8 Dzisiaj również możemy spotykać się z szyderstwami i oskarżeniami — w szkole, w pracy czy nawet w domu. W takich sytuacjach często najlepiej jest trzymać się biblijnej zasady: „Jest (...) czas milczenia” (Kaznodziei 3:1, 7). Podobnie jak Nehemiasz, nie próbujemy odcinać się ostrymi słowami (Rzymian 12:17). Modlimy się i ufamy Bogu, który obiecał: „Ja odpłacę” (Rzymian 12:19; 1 Piotra 2:19, 20). Dzięki temu nie pozwalamy naszym wrogom odciągnąć nas od duchowego dzieła, które musi być wykonywane — od głoszenia dobrej nowiny o Królestwie i czynienia uczniów (Mateusza 24:14; 28:19, 20). Za każdym razem, gdy mimo sprzeciwu bierzemy w nim udział, przejawiamy tego samego ducha co wierny Nehemiasz.

‛Wybijemy was’

9. Jaką formę przybrał sprzeciw wrogów i jak postąpił Nehemiasz?

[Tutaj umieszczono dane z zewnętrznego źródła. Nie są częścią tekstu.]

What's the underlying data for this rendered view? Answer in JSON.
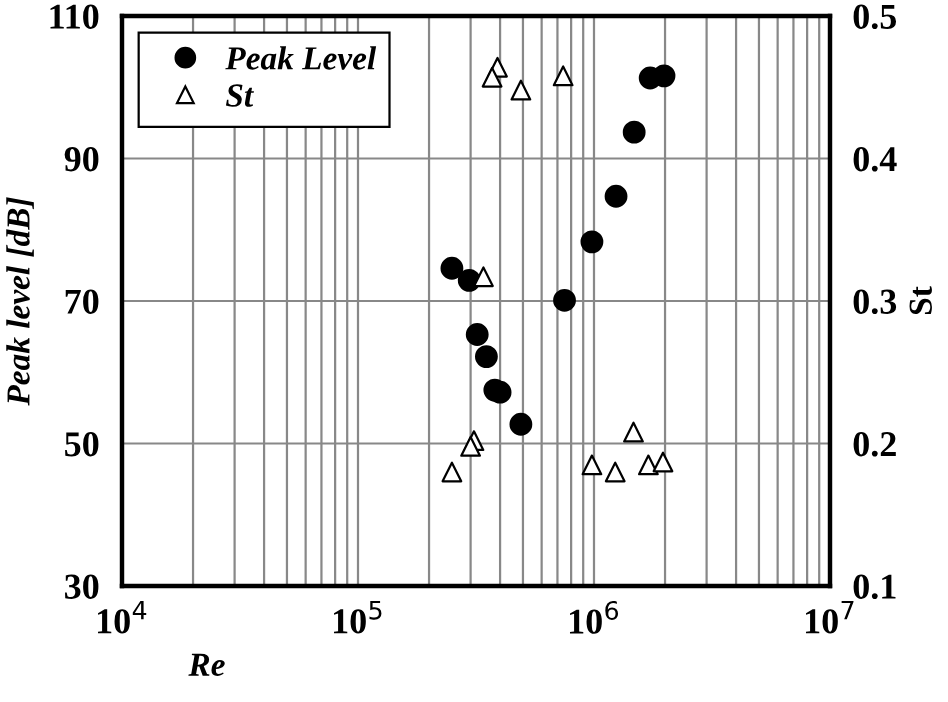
{
  "chart_data": {
    "type": "scatter",
    "xlabel": "Re",
    "ylabel": "Peak level [dB]",
    "y2label": "St",
    "log": "x",
    "grid": true,
    "legend": "top left",
    "xlim": [
      10000,
      10000000
    ],
    "xticks": [
      {
        "value": 10000,
        "label": "10$^{4}$"
      },
      {
        "value": 100000,
        "label": "10$^{5}$"
      },
      {
        "value": 1000000,
        "label": "10$^{6}$"
      },
      {
        "value": 10000000,
        "label": "10$^{7}$"
      }
    ],
    "ylim": [
      30,
      110
    ],
    "yticks": [
      30,
      50,
      70,
      90,
      110
    ],
    "y2lim": [
      0.1,
      0.5
    ],
    "y2ticks": [
      0.1,
      0.2,
      0.3,
      0.4,
      0.5
    ],
    "series": [
      {
        "name": "Peak Level",
        "color": "#000000",
        "marker": "circle",
        "x": [
          250000,
          296000,
          320000,
          350000,
          380000,
          400000,
          490000,
          750000,
          980000,
          1240000,
          1480000,
          1730000,
          1980000
        ],
        "values": [
          74.6,
          72.9,
          65.3,
          62.2,
          57.5,
          57.2,
          52.7,
          70.1,
          78.3,
          84.7,
          93.7,
          101.3,
          101.6
        ]
      },
      {
        "name": "St",
        "color": "#000000",
        "marker": "triangle",
        "axis": "y2",
        "x": [
          390000,
          370000,
          490000,
          740000,
          340000,
          310000,
          300000,
          250000,
          980000,
          1230000,
          1470000,
          1700000,
          1960000
        ],
        "values": [
          0.464,
          0.457,
          0.448,
          0.458,
          0.317,
          0.202,
          0.198,
          0.18,
          0.185,
          0.18,
          0.208,
          0.185,
          0.187
        ]
      }
    ]
  }
}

9 Gdy w czasach Nehemiasza wrogowie religii prawdziwej usłyszeli, iż „naprawa murów Jerozolimy posunęła się naprzód”, postanowili chwycić za miecz, by „walczyć przeciwko Jerozolimie”. Żydom sytuacja wydawała się beznadziejna. Na północy mieszkali Samarytanie, na wschodzie Ammonici, na południu Arabowie, a na zachodzie Aszdodyci. Jerozolima była więc otoczona przez nieprzyjaciół. Budowniczowie pozornie znaleźli się w potrzasku. Co mieli począć? Nehemiasz napisał: „Modliliśmy się jednak do naszego Boga”. Przeciwnicy grozili: „Wybijemy ich i zatrzymamy tę pracę”. Nehemiasz polecił wtedy budowniczym bronić miasta „mieczami, dzidami i łukami”. Oczywiście z ludzkiego punktu widzenia garstka Żydów nie zdołałaby się przeciwstawić potężnym siłom wroga, ale Nehemiasz gorąco zachęcał rodaków: „Nie bójcie się ich. Pamiętajcie o Jehowie, wielkim i napawającym lękiem” (Nehemiasza 4:7-9, 11, 13, 14).

10. (a) Dlaczego sytuacja wrogów Nehemiasza nagle się zmieniła? (b) Jakie kroki roztropnie przedsięwziął Nehemiasz?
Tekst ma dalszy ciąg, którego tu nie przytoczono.